According to the report, spending is to climb in the next few decades due to rising interest rates. Spending is also to increase for major healthcare programs and social security in order to accommodate an aging population and growing healthcare costs.
The agency continues that outlays, meaning the money spent for a specific purpose, for social security, Medicare and Medicaid for people age 65 and older amount to less than 30% of all federal non-interest spending, but will amount to more than 40% by 2053.

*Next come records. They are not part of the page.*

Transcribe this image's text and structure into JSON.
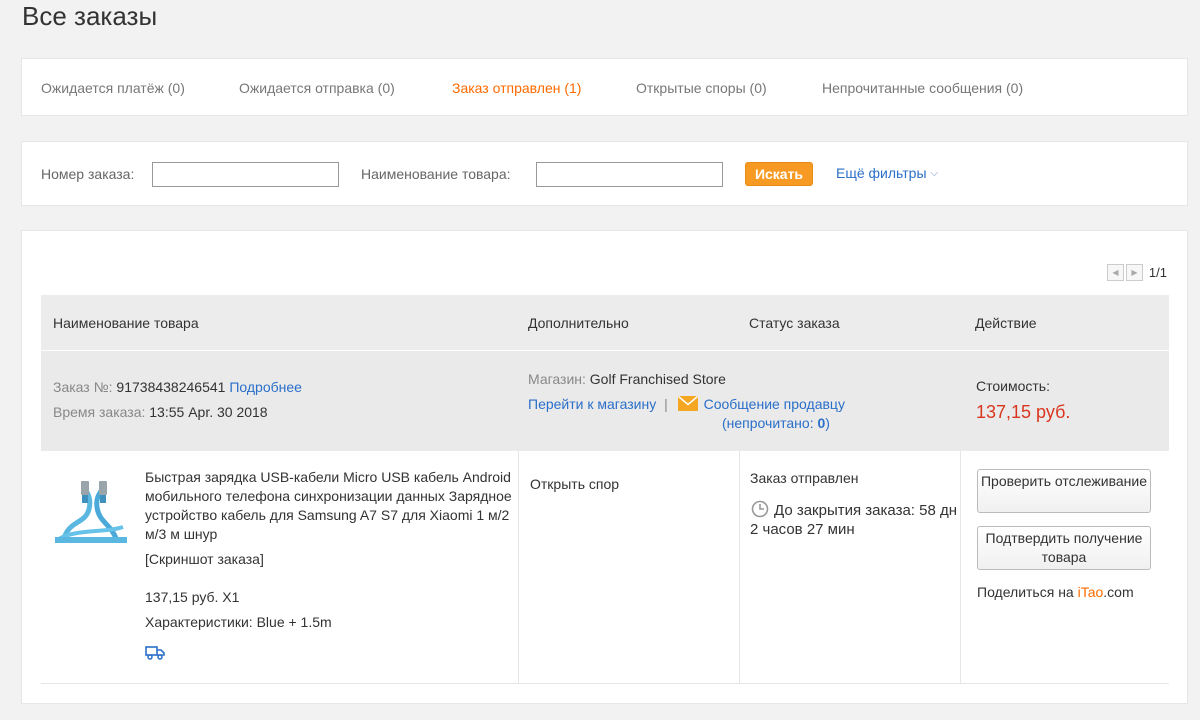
{
  "page": {
    "title": "Все заказы"
  },
  "tabs": [
    {
      "label": "Ожидается платёж (0)"
    },
    {
      "label": "Ожидается отправка (0)"
    },
    {
      "label": "Заказ отправлен (1)"
    },
    {
      "label": "Открытые споры (0)"
    },
    {
      "label": "Непрочитанные сообщения (0)"
    }
  ],
  "filters": {
    "order_number_label": "Номер заказа:",
    "order_number_value": "",
    "product_name_label": "Наименование товара:",
    "product_name_value": "",
    "search_label": "Искать",
    "more_filters_label": "Ещё фильтры"
  },
  "pagination": {
    "text": "1/1"
  },
  "table": {
    "headers": [
      "Наименование товара",
      "Дополнительно",
      "Статус заказа",
      "Действие"
    ]
  },
  "order": {
    "number_label": "Заказ №:",
    "number": "91738438246541",
    "details_link": "Подробнее",
    "time_label": "Время заказа:",
    "time": "13:55 Apr. 30 2018",
    "store_label": "Магазин:",
    "store_name": "Golf Franchised Store",
    "go_to_store": "Перейти к магазину",
    "separator": "|",
    "message_seller": "Сообщение продавцу",
    "unread_prefix": "(непрочитано: ",
    "unread_count": "0",
    "unread_suffix": ")",
    "cost_label": "Стоимость:",
    "cost": "137,15 руб.",
    "product_title": "Быстрая зарядка USB-кабели Micro USB кабель Android мобильного телефона синхронизации данных Зарядное устройство кабель для Samsung A7 S7 для Xiaomi 1 м/2 м/3 м шнур",
    "screenshot_link": "[Скриншот заказа]",
    "price_qty": "137,15 руб. X1",
    "characteristics": "Характеристики: Blue + 1.5m",
    "open_dispute": "Открыть спор",
    "status": "Заказ отправлен",
    "countdown": "До закрытия заказа: 58 дн 2 часов 27 мин",
    "check_tracking": "Проверить отслеживание",
    "confirm_receipt": "Подтвердить получение товара",
    "share_prefix": "Поделиться на ",
    "share_itao": "iTao",
    "share_suffix": ".com"
  },
  "colors": {
    "accent": "#ff6a00",
    "link": "#2a6fc9",
    "price": "#d9361e",
    "search_button": "#f79a24"
  }
}
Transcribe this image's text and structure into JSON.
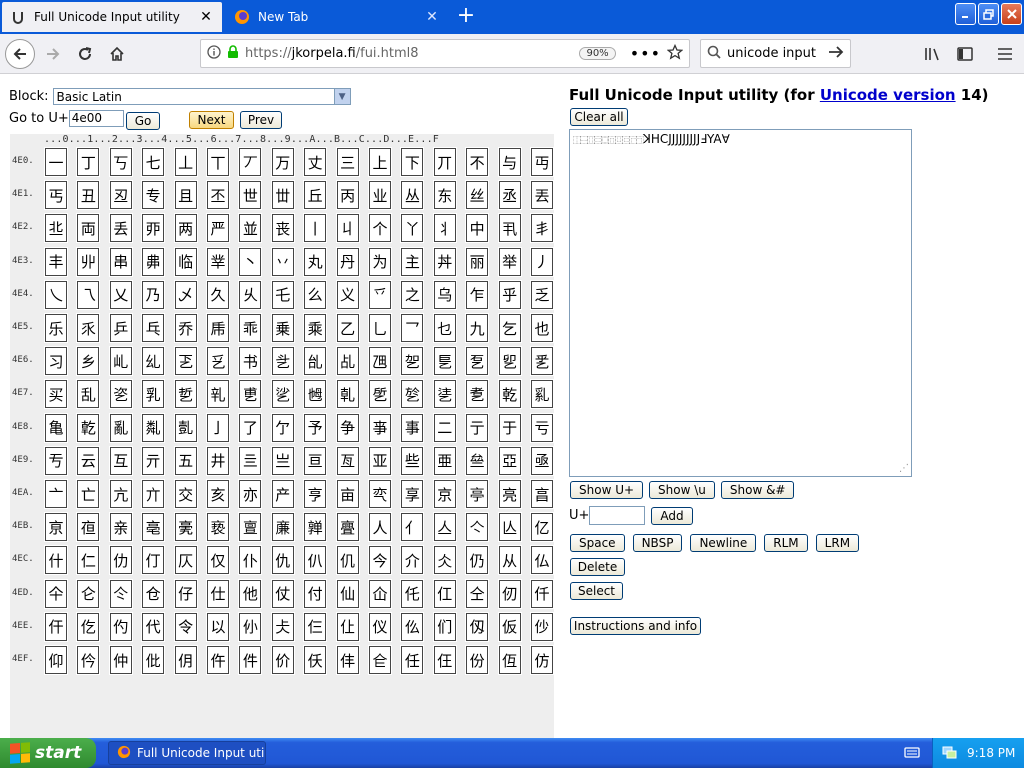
{
  "browser": {
    "tabs": [
      {
        "title": "Full Unicode Input utility",
        "close": "✕"
      },
      {
        "title": "New Tab",
        "close": "✕"
      }
    ],
    "new_tab_symbol": "+",
    "url": {
      "protocol": "https://",
      "host": "jkorpela.fi",
      "path": "/fui.html8"
    },
    "zoom": "90%",
    "url_menu": "•••",
    "search_text": "unicode input"
  },
  "page": {
    "block_label": "Block:",
    "block_value": "Basic Latin",
    "goto_label": "Go to U+",
    "goto_value": "4e00",
    "go_label": "Go",
    "next_label": "Next",
    "prev_label": "Prev",
    "column_header": "...0...1...2...3...4...5...6...7...8...9...A...B...C...D...E...F",
    "grid": {
      "start_codepoint": "4E00",
      "row_labels": [
        "4E0.",
        "4E1.",
        "4E2.",
        "4E3.",
        "4E4.",
        "4E5.",
        "4E6.",
        "4E7.",
        "4E8.",
        "4E9.",
        "4EA.",
        "4EB.",
        "4EC.",
        "4ED.",
        "4EE.",
        "4EF."
      ],
      "rows": [
        "一丁丂七丄丅丆万丈三上下丌不与丏",
        "丐丑丒专且丕世丗丘丙业丛东丝丞丟",
        "丠両丢丣两严並丧丨丩个丫丬中丮丯",
        "丰丱串丳临丵丶丷丸丹为主丼丽举丿",
        "乀乁乂乃乄久乆乇么义乊之乌乍乎乏",
        "乐乑乒乓乔乕乖乗乘乙乚乛乜九乞也",
        "习乡乢乣乤乥书乧乨乩乪乫乬乭乮乯",
        "买乱乲乳乴乵乶乷乸乹乺乻乼乽乾乿",
        "亀亁亂亃亄亅了亇予争亊事二亍于亏",
        "亐云互亓五井亖亗亘亙亚些亜亝亞亟",
        "亠亡亢亣交亥亦产亨亩亪享京亭亮亯",
        "亰亱亲亳亴亵亶亷亸亹人亻亼亽亾亿",
        "什仁仂仃仄仅仆仇仈仉今介仌仍从仏",
        "仐仑仒仓仔仕他仗付仙仚仛仜仝仞仟",
        "仠仡仢代令以仦仧仨仩仪仫们仭仮仯",
        "仰仱仲仳仴仵件价仸仹仺任仼份仾仿"
      ]
    },
    "title_prefix": "Full Unicode Input utility (for ",
    "title_link": "Unicode version",
    "title_suffix": " 14)",
    "clear_all_label": "Clear all",
    "output": {
      "tofu": "⿰⿱⿲⿳⿴⿵⿶⿷⿸⿹",
      "text": "ꓘHCJJJJJJJJJꓞYA∀"
    },
    "show_uplus_label": "Show U+",
    "show_u_label": "Show \\u",
    "show_amp_label": "Show &#",
    "uplus_label": "U+",
    "uplus_value": "",
    "add_label": "Add",
    "space_label": "Space",
    "nbsp_label": "NBSP",
    "newline_label": "Newline",
    "rlm_label": "RLM",
    "lrm_label": "LRM",
    "delete_label": "Delete",
    "select_label": "Select",
    "info_label": "Instructions and info"
  },
  "taskbar": {
    "start_label": "start",
    "task_label": "Full Unicode Input util...",
    "clock": "9:18 PM"
  },
  "colors": {
    "titlebar_blue": "#0a5ad8",
    "link_blue": "#0000cc",
    "taskbar_blue": "#245edb",
    "start_green": "#3c9c3c"
  }
}
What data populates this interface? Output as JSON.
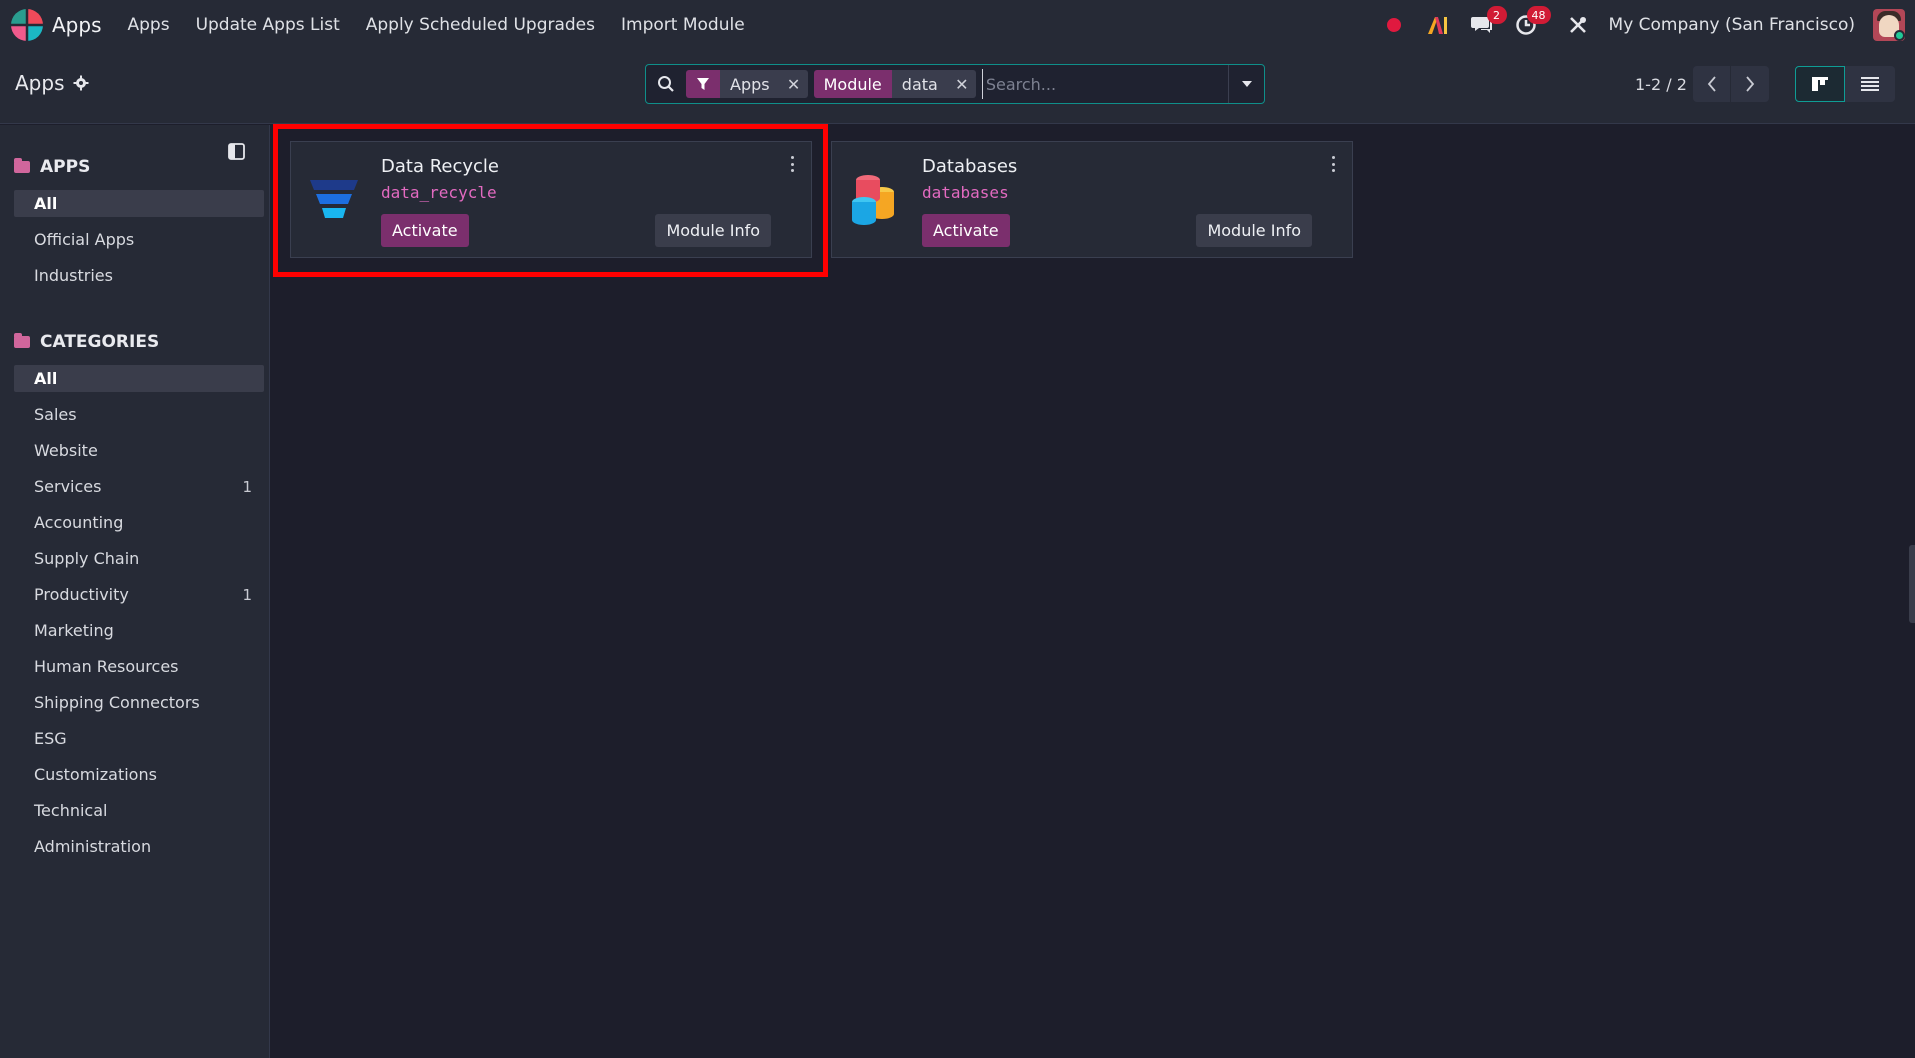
{
  "topbar": {
    "app_title": "Apps",
    "menu": [
      "Apps",
      "Update Apps List",
      "Apply Scheduled Upgrades",
      "Import Module"
    ],
    "messages_badge": "2",
    "activities_badge": "48",
    "company": "My Company (San Francisco)",
    "ai_label": "AI"
  },
  "control_panel": {
    "breadcrumb": "Apps",
    "search": {
      "facets": [
        {
          "label_icon": "filter-icon",
          "value": "Apps"
        },
        {
          "label": "Module",
          "value": "data"
        }
      ],
      "placeholder": "Search..."
    },
    "pager": "1-2 / 2"
  },
  "sidebar": {
    "apps_heading": "APPS",
    "apps_items": [
      {
        "label": "All",
        "active": true,
        "count": ""
      },
      {
        "label": "Official Apps",
        "count": ""
      },
      {
        "label": "Industries",
        "count": ""
      }
    ],
    "categories_heading": "CATEGORIES",
    "category_items": [
      {
        "label": "All",
        "active": true,
        "count": ""
      },
      {
        "label": "Sales",
        "count": ""
      },
      {
        "label": "Website",
        "count": ""
      },
      {
        "label": "Services",
        "count": "1"
      },
      {
        "label": "Accounting",
        "count": ""
      },
      {
        "label": "Supply Chain",
        "count": ""
      },
      {
        "label": "Productivity",
        "count": "1"
      },
      {
        "label": "Marketing",
        "count": ""
      },
      {
        "label": "Human Resources",
        "count": ""
      },
      {
        "label": "Shipping Connectors",
        "count": ""
      },
      {
        "label": "ESG",
        "count": ""
      },
      {
        "label": "Customizations",
        "count": ""
      },
      {
        "label": "Technical",
        "count": ""
      },
      {
        "label": "Administration",
        "count": ""
      }
    ]
  },
  "cards": [
    {
      "name": "Data Recycle",
      "technical_name": "data_recycle",
      "activate_label": "Activate",
      "info_label": "Module Info",
      "icon": "recycle-funnel-icon"
    },
    {
      "name": "Databases",
      "technical_name": "databases",
      "activate_label": "Activate",
      "info_label": "Module Info",
      "icon": "database-cylinders-icon"
    }
  ],
  "colors": {
    "accent": "#7b2f6d",
    "teal": "#0f9d95",
    "highlight": "#ff0000",
    "tech_name": "#e26ac0"
  }
}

"Over the past five decades, spending on the major healthcare programs has grown faster than the economy -- a trend that persists in CBO's projections," it said, adding that the primary driver is spending on Medicare, which is projected to increase over the next three decades due to rising healthcare costs per person and "demographic trends."
Non-profit public policy organization Committee for a Responsible Federal Budget said in an analysis of the the CBO report that the high debt and deficits present "significant risks and threats" to the economy as well as the nation.
"In the near term, continued fiscal pressures could make it more difficult for the Federal Reserve to tamp down inflation without causing a recession," it said.
"Over time, high and rising debt levels also hinder economic growth, threaten economic vitality, strain the federal budget through rising interests payments, create geopolitical challenges and risks, make responding to new emergencies more challenging and impose intergenerational unfairness between today's Americans and future generations."